There are also the interested observers, who, seeing my microphone, headphones, and recording equipment cannot resist asking what I'm doing, usually in the middle of what would have been a once-in-a-lifetime take. I nearly brained a TV cameraman who, spotting me in full recording mode at a heritage steam railroad recently, decided that I'd make a great addition to his documentary and filmed me in close-up, while exhorting me not to move or to look at him as the one near-perfect recording opportunity of the day puffed away into the gathering gloom. His profuse apologies, when it finally dawned on him why I was so angry, were somewhat diluted when he ruined another take by forgetting to turn off the alarm in his SUV while putting the camera gear away. He stayed away from me for the rest of the day.
But it's not always other people who screw up a take. After many months of badgering, I finally managed to get the owner of a Supermarine Spitfire Mk IX combat plane to agree to a close-up recording session and arrived at the airfield on the day of a series of test flights with all systems ready to record. Quite a lot of the time was spent being polite to various passers-by, this being a public space, and explaining what was happening as the whole world, with some exceptions of course, loves a Spitfire. Most of the takes were okay, but I was still short of a really good low pass, and at the end of the day, Carolyn Grace, the plane's owner and main pilot, took off to give me a private display. I'd forgotten to secure the microphone stand after moving it to a better location, and the backwash from the propeller knocked both it and the backup recorder to the floor. As I struggled to get everything back in order, Grace took off, at which point all the battery power decided that it was a great time to give up, and as I ran back from the car with a backup set, I was just in time to miss her carrying out the perfect low-level pass, especially for my purposes. Never mind, there's always next year.
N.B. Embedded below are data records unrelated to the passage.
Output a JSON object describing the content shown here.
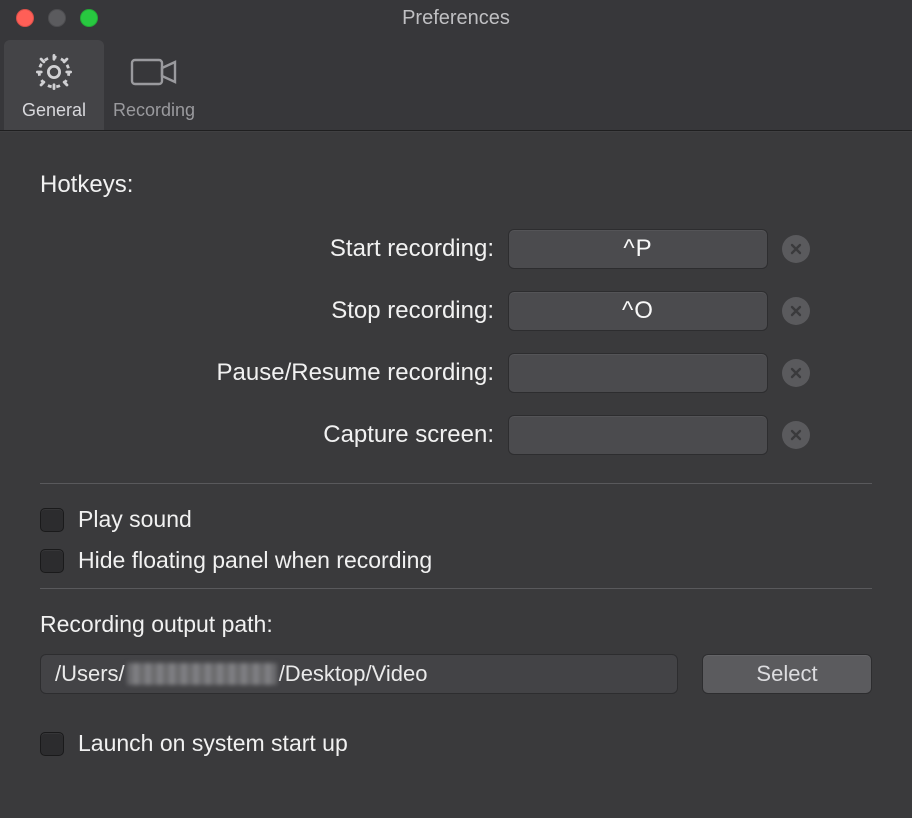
{
  "window": {
    "title": "Preferences"
  },
  "tabs": {
    "general": "General",
    "recording": "Recording"
  },
  "hotkeys": {
    "heading": "Hotkeys:",
    "start_label": "Start recording:",
    "start_value": "^P",
    "stop_label": "Stop recording:",
    "stop_value": "^O",
    "pause_label": "Pause/Resume recording:",
    "pause_value": "",
    "capture_label": "Capture screen:",
    "capture_value": ""
  },
  "options": {
    "play_sound_label": "Play sound",
    "play_sound_checked": false,
    "hide_panel_label": "Hide floating panel when recording",
    "hide_panel_checked": false,
    "launch_startup_label": "Launch on system start up",
    "launch_startup_checked": false
  },
  "output": {
    "label": "Recording output path:",
    "path_prefix": "/Users/",
    "path_suffix": "/Desktop/Video",
    "select_button": "Select"
  }
}
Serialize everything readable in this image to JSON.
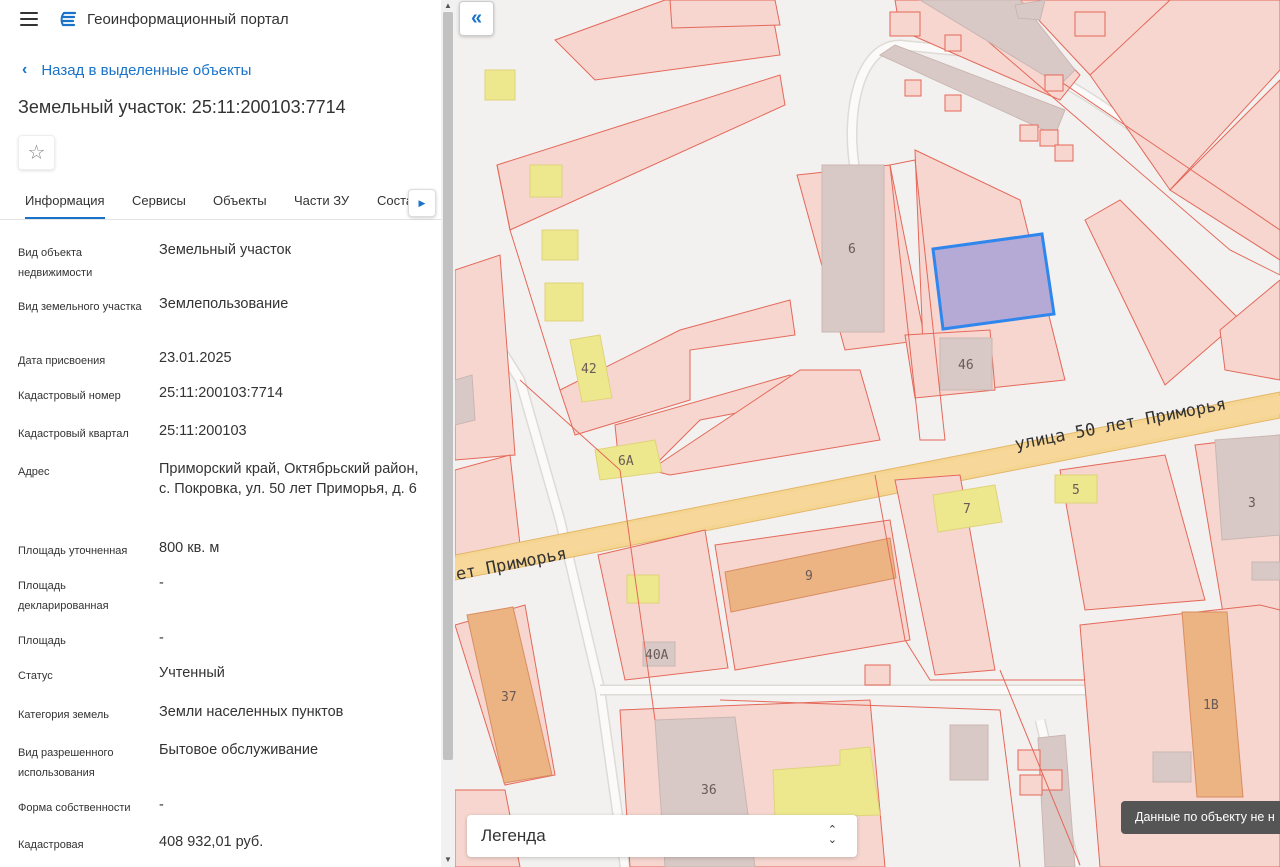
{
  "app": {
    "title": "Геоинформационный портал"
  },
  "nav": {
    "back_label": "Назад в выделенные объекты"
  },
  "object": {
    "title": "Земельный участок: 25:11:200103:7714"
  },
  "tabs": [
    {
      "label": "Информация"
    },
    {
      "label": "Сервисы"
    },
    {
      "label": "Объекты"
    },
    {
      "label": "Части ЗУ"
    },
    {
      "label": "Соста"
    }
  ],
  "properties": [
    {
      "label": "Вид объекта недвижимости",
      "value": "Земельный участок"
    },
    {
      "label": "Вид земельного участка",
      "value": "Землепользование"
    },
    {
      "label": "Дата присвоения",
      "value": "23.01.2025"
    },
    {
      "label": "Кадастровый номер",
      "value": "25:11:200103:7714"
    },
    {
      "label": "Кадастровый квартал",
      "value": "25:11:200103"
    },
    {
      "label": "Адрес",
      "value": "Приморский край, Октябрьский район, с. Покровка, ул. 50 лет Приморья, д. 6"
    },
    {
      "label": "Площадь уточненная",
      "value": "800 кв. м"
    },
    {
      "label": "Площадь декларированная",
      "value": "-"
    },
    {
      "label": "Площадь",
      "value": "-"
    },
    {
      "label": "Статус",
      "value": "Учтенный"
    },
    {
      "label": "Категория земель",
      "value": "Земли населенных пунктов"
    },
    {
      "label": "Вид разрешенного использования",
      "value": "Бытовое обслуживание"
    },
    {
      "label": "Форма собственности",
      "value": "-"
    },
    {
      "label": "Кадастровая",
      "value": "408 932,01 руб."
    }
  ],
  "map": {
    "street_label_main": "улица 50 лет Приморья",
    "street_label_left": "ет Приморья",
    "building_numbers": [
      "6",
      "46",
      "42",
      "6А",
      "7",
      "5",
      "3",
      "9",
      "40А",
      "37",
      "36",
      "1В"
    ],
    "colors": {
      "parcel_fill": "#f6d6cf",
      "parcel_stroke": "#e4685a",
      "road": "#f8d79a",
      "building_grey": "#d9c9c6",
      "building_yellow": "#ede88e",
      "building_orange": "#ebb482",
      "selected_fill": "#b5a9d6",
      "selected_stroke": "#2f87ee"
    }
  },
  "legend": {
    "label": "Легенда"
  },
  "tooltip": {
    "text": "Данные по объекту не н"
  }
}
These days, with such an enormous variety of effects available from the big libraries like Sound Ideas and Hollywood Edge and the wealth of material available online, I'm still amazed to hear that Merton College clock, or the dreadful, fake BBC thunderclap — you know, the one that goes “dum dum dum dumdumdumdum splat, thud, rumble” and is always used in low-budget horror movies — but I guess some people are just plain lazy. I'll keep on recording and looking for new places and things to record, but I'll have to stop writing this now because I have to go and record a powerboat for an upcoming show. The guy who owns it is being really helpful, but then I haven't told him about the bit where we have to drive it hard onto a sandbank.
By the way, I did finally manage to record the perfect sea, but I'm not telling you where I found it. I've been told by people who've heard it that it's from the Caribbean, from the west coast of the US, from the east coast of the US, from the French coast, from Wales, from Cornwall, and in fact, from pretty much all over the world, but no one ever gets it right. I hear it every now and again on TV programs, as it's now part of one of the big effects libraries, and I'm glad it has that worldwide appeal. But one day, I'll find a better sea, and I'll record it in surround and high-definition digital, and it will become the universal sea for the 21st century, and I shall have fulfilled my destiny.